Propped on her elbows, a wonderfully baffled expression on her face, her eyes still glazed from sex, she stirred his heart.

And propped on her elbows, a weapon on her ankle, another hitched over the shoulders of that lean and naked warrior’s body, she stirred something else entirely.

“Yes, I’ve imagined that.”

“You’ve imagined me wearing my weapons without a shirt? Or pants?”

“I see now that even my exceptional imagination fell short. So, Lieutenant.”

Her bafflement went to shock as he straddled her. “You’ve got to be kidding.”

“Not even remotely.” He gripped her hands again, pinned her.

“You can’t possibly . . .” She glanced down, saw he absolutely could. “How did you do that?”

“It’s something to do with being twisted, I suppose.”

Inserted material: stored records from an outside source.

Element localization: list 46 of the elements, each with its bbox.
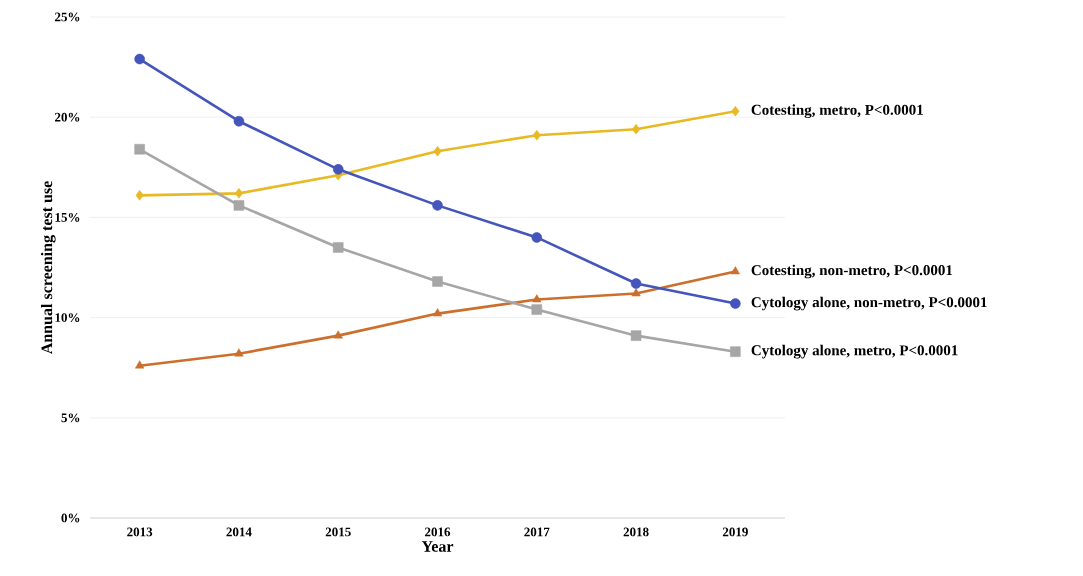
x-tick-label: 2018 bbox=[623, 527, 649, 537]
y-tick-label: 20% bbox=[55, 112, 80, 122]
y-tick-label: 10% bbox=[55, 313, 80, 323]
x-tick-label: 2015 bbox=[325, 527, 351, 537]
x-tick-label: 2019 bbox=[722, 527, 748, 537]
x-tick-label: 2013 bbox=[127, 527, 153, 537]
point bbox=[234, 188, 243, 199]
point bbox=[135, 360, 145, 369]
x-tick-label: 2014 bbox=[226, 527, 252, 537]
point bbox=[631, 288, 641, 297]
point bbox=[630, 278, 642, 289]
point bbox=[632, 123, 641, 135]
series-label: Cytology alone, non-metro, P<0.0001 bbox=[751, 296, 987, 311]
point bbox=[432, 276, 443, 287]
series-label: Cotesting, non-metro, P<0.0001 bbox=[751, 264, 953, 279]
point bbox=[630, 330, 642, 341]
point bbox=[730, 298, 741, 309]
y-tick-label: 25% bbox=[55, 12, 80, 22]
series-label: Cytology alone, metro, P<0.0001 bbox=[751, 344, 958, 359]
x-tick-label: 2016 bbox=[425, 527, 451, 537]
y-tick-label: 0% bbox=[61, 513, 80, 523]
point bbox=[432, 308, 443, 317]
point bbox=[135, 190, 144, 201]
point bbox=[432, 200, 443, 211]
y-tick-label: 5% bbox=[61, 413, 80, 423]
point bbox=[332, 242, 344, 253]
point bbox=[233, 200, 245, 211]
point bbox=[233, 115, 245, 127]
point bbox=[134, 53, 145, 65]
y-axis-title: Annual screening test use bbox=[40, 181, 56, 355]
series-label: Cotesting, metro, P<0.0001 bbox=[751, 104, 923, 119]
point bbox=[730, 266, 740, 275]
x-tick-label: 2017 bbox=[524, 527, 550, 537]
x-axis-title: Year bbox=[421, 541, 454, 552]
point bbox=[332, 164, 344, 175]
point bbox=[532, 129, 541, 141]
y-tick-label: 15% bbox=[55, 212, 80, 222]
point bbox=[433, 146, 442, 157]
point bbox=[531, 232, 543, 243]
point bbox=[333, 330, 343, 339]
point bbox=[730, 346, 741, 357]
point bbox=[234, 348, 244, 357]
point bbox=[134, 144, 145, 155]
point bbox=[531, 304, 543, 315]
point bbox=[532, 294, 542, 303]
point bbox=[731, 105, 740, 117]
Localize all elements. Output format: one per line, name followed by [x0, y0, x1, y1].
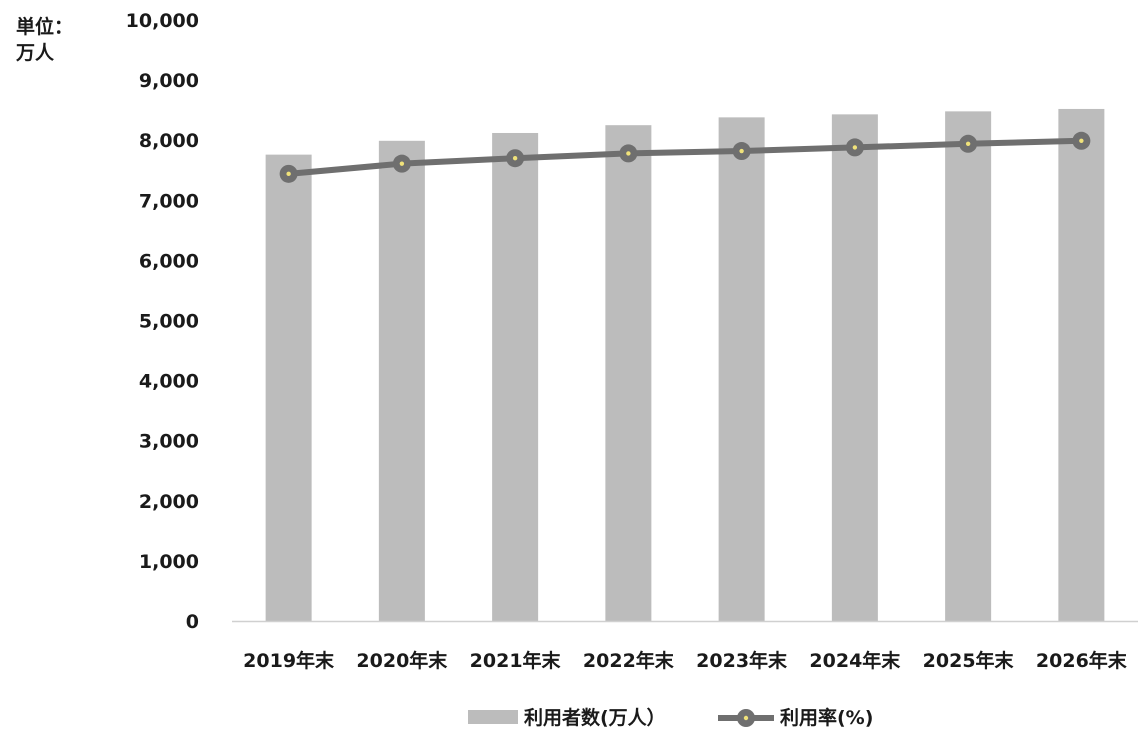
- line-point-dot: [399, 161, 405, 166]
- bar: [1058, 108, 1105, 621]
- unit-label-line-1: 単位：: [16, 16, 74, 38]
- x-tick-label: 2024年末: [809, 649, 901, 672]
- x-tick-label: 2026年末: [1036, 649, 1128, 672]
- bar: [378, 140, 425, 621]
- x-tick-label: 2022年末: [583, 649, 675, 672]
- y-tick-label: 7,000: [139, 190, 199, 212]
- y-tick-label: 3,000: [139, 431, 199, 453]
- y-tick-label: 10,000: [126, 10, 199, 32]
- y-tick-label: 5,000: [139, 311, 199, 333]
- unit-label: 単位： 万人: [16, 14, 73, 66]
- bar: [492, 132, 539, 621]
- legend-swatch-bar: [468, 710, 518, 724]
- y-tick-label: 4,000: [139, 371, 199, 393]
- y-tick-label: 1,000: [139, 551, 199, 573]
- line-point-dot: [739, 148, 744, 154]
- x-tick-label: 2025年末: [923, 649, 1015, 672]
- unit-label-line-2: 万人: [16, 42, 55, 64]
- bar: [945, 111, 992, 622]
- bar: [605, 125, 652, 622]
- line-point-dot: [626, 151, 631, 156]
- x-tick-label: 2019年末: [243, 649, 335, 672]
- line-point-dot: [1079, 138, 1084, 144]
- line-point-dot: [852, 145, 858, 150]
- line-point-dot: [286, 171, 291, 177]
- y-tick-label: 2,000: [139, 491, 199, 513]
- legend-label-line: 利用率(%): [780, 706, 873, 729]
- x-tick-label: 2021年末: [470, 649, 562, 672]
- bar: [831, 114, 878, 622]
- y-tick-label: 6,000: [139, 250, 199, 272]
- bar: [718, 117, 765, 621]
- y-tick-label: 8,000: [139, 130, 199, 152]
- x-tick-label: 2023年末: [696, 649, 788, 672]
- bar: [265, 154, 312, 621]
- line-point-dot: [965, 141, 971, 147]
- x-tick-label: 2020年末: [356, 649, 448, 672]
- y-tick-label: 0: [186, 611, 199, 633]
- line-point-dot: [512, 156, 518, 161]
- line-series: [288, 137, 1082, 177]
- y-tick-label: 9,000: [139, 70, 199, 92]
- legend-swatch-marker-dot: [743, 715, 749, 721]
- legend-label-bar: 利用者数(万人）: [524, 706, 666, 729]
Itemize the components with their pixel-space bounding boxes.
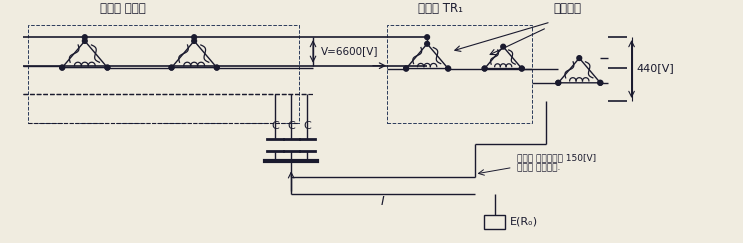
Circle shape bbox=[482, 66, 487, 71]
Circle shape bbox=[105, 65, 110, 70]
Text: 이곳의 전위상승을 150[V]
이하로 억제한다.: 이곳의 전위상승을 150[V] 이하로 억제한다. bbox=[517, 153, 597, 173]
Circle shape bbox=[192, 39, 197, 43]
Text: 혼촉사고: 혼촉사고 bbox=[554, 2, 582, 15]
Circle shape bbox=[169, 65, 174, 70]
Circle shape bbox=[192, 35, 197, 40]
Bar bbox=[387, 25, 532, 123]
Circle shape bbox=[105, 65, 110, 70]
Circle shape bbox=[425, 35, 429, 40]
Text: C: C bbox=[303, 121, 311, 131]
Circle shape bbox=[519, 66, 524, 71]
Circle shape bbox=[577, 56, 582, 61]
Text: V=6600[V]: V=6600[V] bbox=[321, 46, 378, 56]
Circle shape bbox=[556, 80, 561, 85]
Circle shape bbox=[598, 80, 603, 85]
Circle shape bbox=[482, 66, 487, 71]
Circle shape bbox=[446, 66, 450, 71]
Circle shape bbox=[598, 80, 603, 85]
Circle shape bbox=[215, 65, 219, 70]
Circle shape bbox=[59, 65, 65, 70]
Circle shape bbox=[556, 80, 561, 85]
Circle shape bbox=[82, 35, 87, 40]
Circle shape bbox=[215, 65, 219, 70]
Circle shape bbox=[169, 65, 174, 70]
Circle shape bbox=[403, 66, 409, 71]
Text: I: I bbox=[380, 195, 384, 208]
Text: E(Rₒ): E(Rₒ) bbox=[510, 217, 538, 227]
Circle shape bbox=[519, 66, 524, 71]
Bar bbox=[484, 215, 505, 229]
Text: 배전용 변압기: 배전용 변압기 bbox=[100, 2, 146, 15]
Circle shape bbox=[425, 42, 429, 46]
Circle shape bbox=[82, 39, 87, 43]
Text: 변압기 TR₁: 변압기 TR₁ bbox=[418, 2, 463, 15]
Circle shape bbox=[403, 66, 409, 71]
Text: C: C bbox=[271, 121, 279, 131]
Text: 440[V]: 440[V] bbox=[636, 64, 674, 74]
Text: C: C bbox=[288, 121, 295, 131]
Circle shape bbox=[446, 66, 450, 71]
Circle shape bbox=[59, 65, 65, 70]
Bar bbox=[27, 25, 299, 123]
Circle shape bbox=[501, 44, 505, 49]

When he thrust into her, she cried out, came instantly. “Oh my God.”

“I want to watch you, my well-armed cop.” He thrust again, again. “Watch you while I take you, and take you, until we’re both empty.”

He took her slowly down into the dark, drenching her, saturating her with sensation. He made her helpless, took her past the point of caring that she had no defenses. Into that dizzying desperate dark she slid, boneless, even as her body ached for more.

In the dark, he plundered until she was empty. Until he let himself go and emptied into her.

3

Eve woke by sluggish degrees, like someone who’d been drugged. When her brain roused enough to work her eyes, she opened them. It had already revived enough—first degree—to smell coffee.

Roarke drank his on the sofa in the sitting area, a tablet in one hand, the morning stock reports scrolling on the wall screen.

He’d already dressed as the ruler of the business world. Dark gray suit today, a shirt a few shades lighter, a perfectly knotted tie that picked up the gray in thin stripes on a navy blue background.

Since his half boots were the exact shade of the suit, she imagined one had been made for him to match the other. His socks, she decided, probably matched, too.

And, though it was just shy of oh-six-hundred, she bet her ass he’d already wheeled deals or made decisions and given orders in any number of foreign countries and off-planet projects.

She, on the other hand, had to order herself to sit up, to get the hell out of bed, without groaning.

“Morning, darling.”

She grunted—best she could do—stumbled to the AutoChef for life-giving coffee and, gulping it, stumbled into the bathroom and the shower.

“Full jets, one-oh-one degrees.” She gulped more coffee while the glorious caffeine and the hot pump of water woke her the rest of the way.

If world order depended on it, maybe she could go back to all those years of fake coffee and piss-trickle showers.